I nodded. “And can you tell me if he’s been hospitalized or in jail any time recently?”

Desirae frowned. “No, that’s beyond my scope. I think you might need a private investigator or a lawyer for that.”

I made a note of both in my phone. “Okay, thanks so much for your help.”

She reached over and placed her hand over mine on the chair arm. “Keep looking, okay? I know I sound skeptical, but New York isn’t as big a city as it seems. Good luck.”

I thanked her and walked back out to Elliot. He raised his eyebrows hopefully.

“I have a few leads. How do you feel about a visit to Times Square?”

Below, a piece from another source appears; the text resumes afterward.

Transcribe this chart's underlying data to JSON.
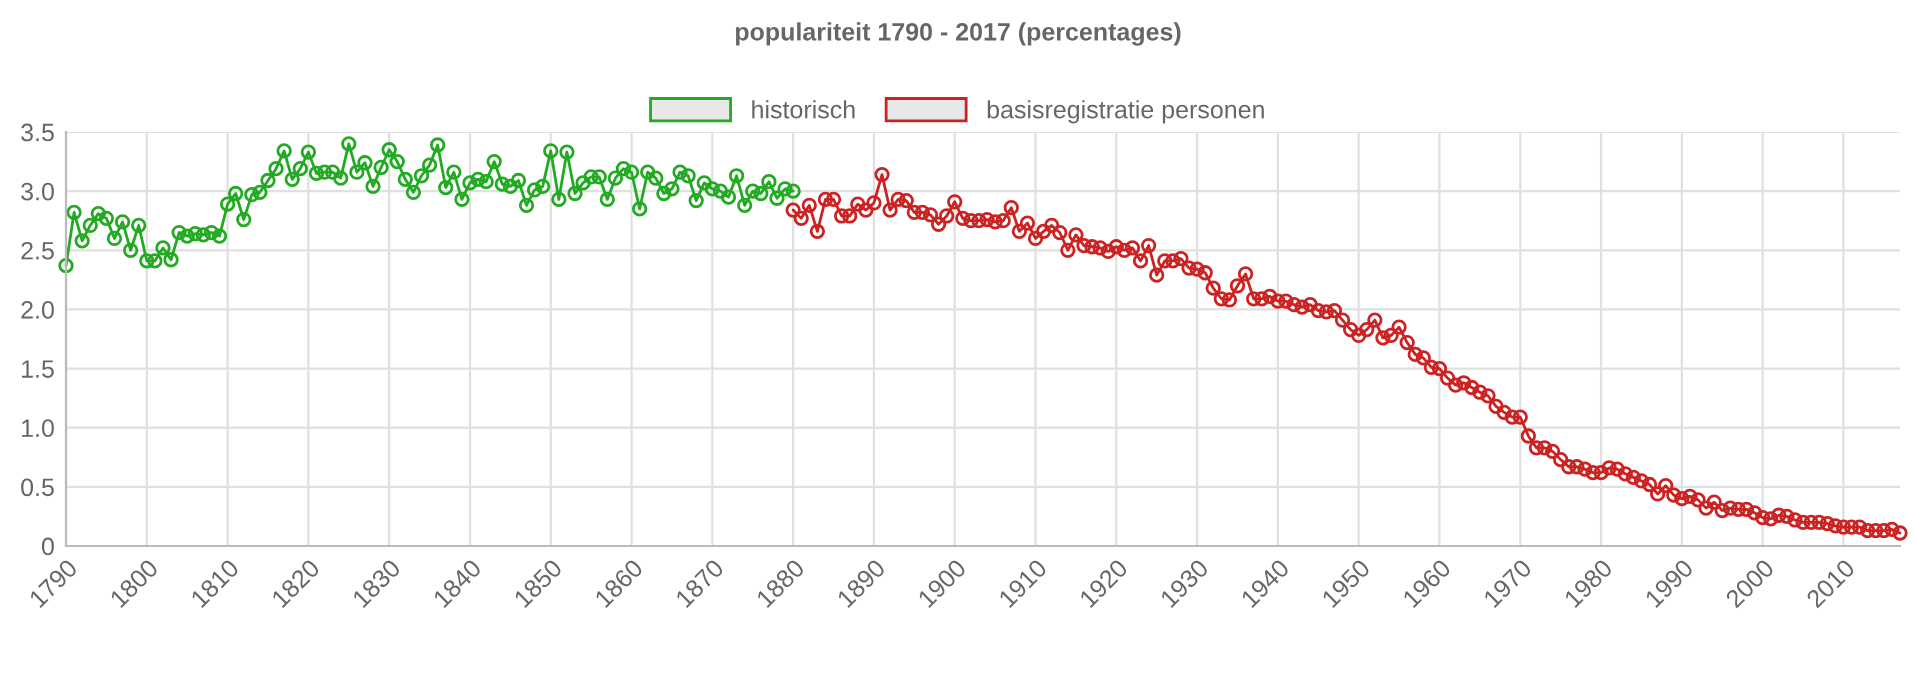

He grimaced. “Unless we’re going to see a show, I’m not really in the mood for crowds and posing for photos with costumed characters. Why?”

“Too bad,” I said. “Because first we’re going to Grand Central, then to Times Square, then Penn Station.” Basically, the three most crowded, touristy places in New York.

Elliot’s face told me he thought this was the worst plan in the history of plans, but he managed to compose himself after a few seconds. “Sounds great!” he lied.

I wrapped my arms around his middle and squeezed. “Lunch is on me,” I said. “And dinner.”

Elliot squeezed me back. “Dinner is on you for the rest of the year,” he corrected me.

It was worth it to have him by my side.